Sürekli değiştirdiğim, hiçbirinden hayatıma herhangi bir değişiklik yapacak kadar etki alamadığım psikologların odalarından farklı bir ortamdı. Renkli, bol eşyalı ve göz yoran bir odaydı.

Odanın ortasında duran masanın önündeki koltuklardan birine oturduğumda sırtım dik bir konumdaydı, olabildiğince az yere temas ederek yerleşmiştim.

“Umay ile görüşmeden önce sizden alabileceğim kadar bilgi almak istedim, böylesi daha sağlıklı olacaktır.”

“Umay…” dedim adını zikrederek. “Benim kızım.”

Kadın yavaşça başını salladı. Bu kısmı bildiği, Doğan’ın çoktan bunu söylediği kesindi zaten.

“Dün öğrendim,” dedim üstümden henüz atamadığım yükle birlikte. “Bir mektup aldım ve onu hiçbir canlının barınamayacağı bir harabede zar zor nefes alırken buldum.”

Karşımdaki bir profesyoneldi, yüzünden herhangi bir tepki okuyamıyordum. Sadece beni dinliyor görünüyordu, fazlası yoktu.

“Annesi..?” dedi ben duraksadığımda araya girip. “Ona dair ne söyleyebilirsiniz? Umay kaçırılmış ya da kaybolmuş olabilir mi?”

Elimde bir kâğıt parçası olmasaydı, Umay’ı o ev bozması yerde bulduğumda benim de ilk düşüncem kaçırılması ihtimaline dair olurdu.

“Hayır,” dedim bakışlarımı masanın arkasında kalan duvara doğru çevirip. “Kaçırılmış ya da kaybolmuş değil, oraya terk edilmiş.”

“Kim tarafından?” diye sordu bu kez.

“Annesi,” dedim üstüme soğuk bir rüzgar esmiş gibi hissederken. “Bıraktığı mektup bunu gösteriyor.”

Onu orada bulduğum ilk anda bağlantı kurmak çok zordu. O evde bir süredir tek başına oluşunu kabullenmek, ölmek üzere olduğunu düşünmek akıl alacak gibi değildi çünkü.

Bir yanlışlık, bir sebep düşünmeye çalışmış ancak sonunda kabullenmek zorunda kalmıştım.

“Siz de çok fazla bir şey bilmiyorsunuz, doğru anlıyorsam.”

Başımı salladım.
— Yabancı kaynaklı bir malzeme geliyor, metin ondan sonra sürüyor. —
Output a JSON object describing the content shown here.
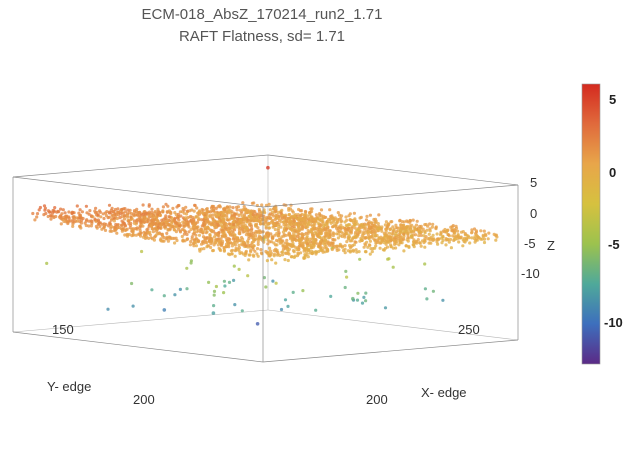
{
  "chart_data": {
    "type": "scatter",
    "projection": "3d",
    "title": "ECM-018_AbsZ_170214_run2_1.71",
    "subtitle": "RAFT Flatness, sd= 1.71",
    "xlabel": "X- edge",
    "ylabel": "Y- edge",
    "zlabel": "Z",
    "x_ticks": [
      "200",
      "250"
    ],
    "y_ticks": [
      "150",
      "200"
    ],
    "z_ticks": [
      "5",
      "0",
      "-5",
      "-10"
    ],
    "xlim": [
      150,
      300
    ],
    "ylim": [
      120,
      230
    ],
    "zlim": [
      -13,
      7
    ],
    "colorbar": {
      "ticks": [
        "5",
        "0",
        "-5",
        "-10"
      ],
      "range": [
        -13,
        6
      ],
      "colors": [
        "#5b2a86",
        "#3d6fbd",
        "#4fa99a",
        "#9cc24e",
        "#d6c13f",
        "#e8a64a",
        "#e06a3c",
        "#d42a1f"
      ]
    },
    "point_cloud": {
      "grid_blocks": 3,
      "z_range_typical": [
        -2,
        3
      ],
      "outlier_high": 5.5,
      "outlier_low": -11
    }
  }
}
Öyleydi.

“Umay bugüne kadar ne yaptı, nerede ve nasıl yaşadı? Hiçbirine cevabım yok.”

“Bunların cevabını bize Umay’ın vermesini beklemek uzun sürecektir Ateş Bey. Bu bir süreç, kısa süreceğini düşünmüyorum.”

“Şu an bunların cevaplarıyla değil, beni tanımasıyla ilgiliyim. Benimle yaşayacak, bundan sonra yeri hep yanım. Bütün bunları ona nasıl anlatmalıyım, nasıl yaklaşmalıyım bilmiyorum.”

“Ona sorular sormak yerine, onun sorularını cevaplamalısınız. Ben de yardımcı olacağım, merak etmeyin.”

Yeterince ikna edici gelmese de itiraz etmedim.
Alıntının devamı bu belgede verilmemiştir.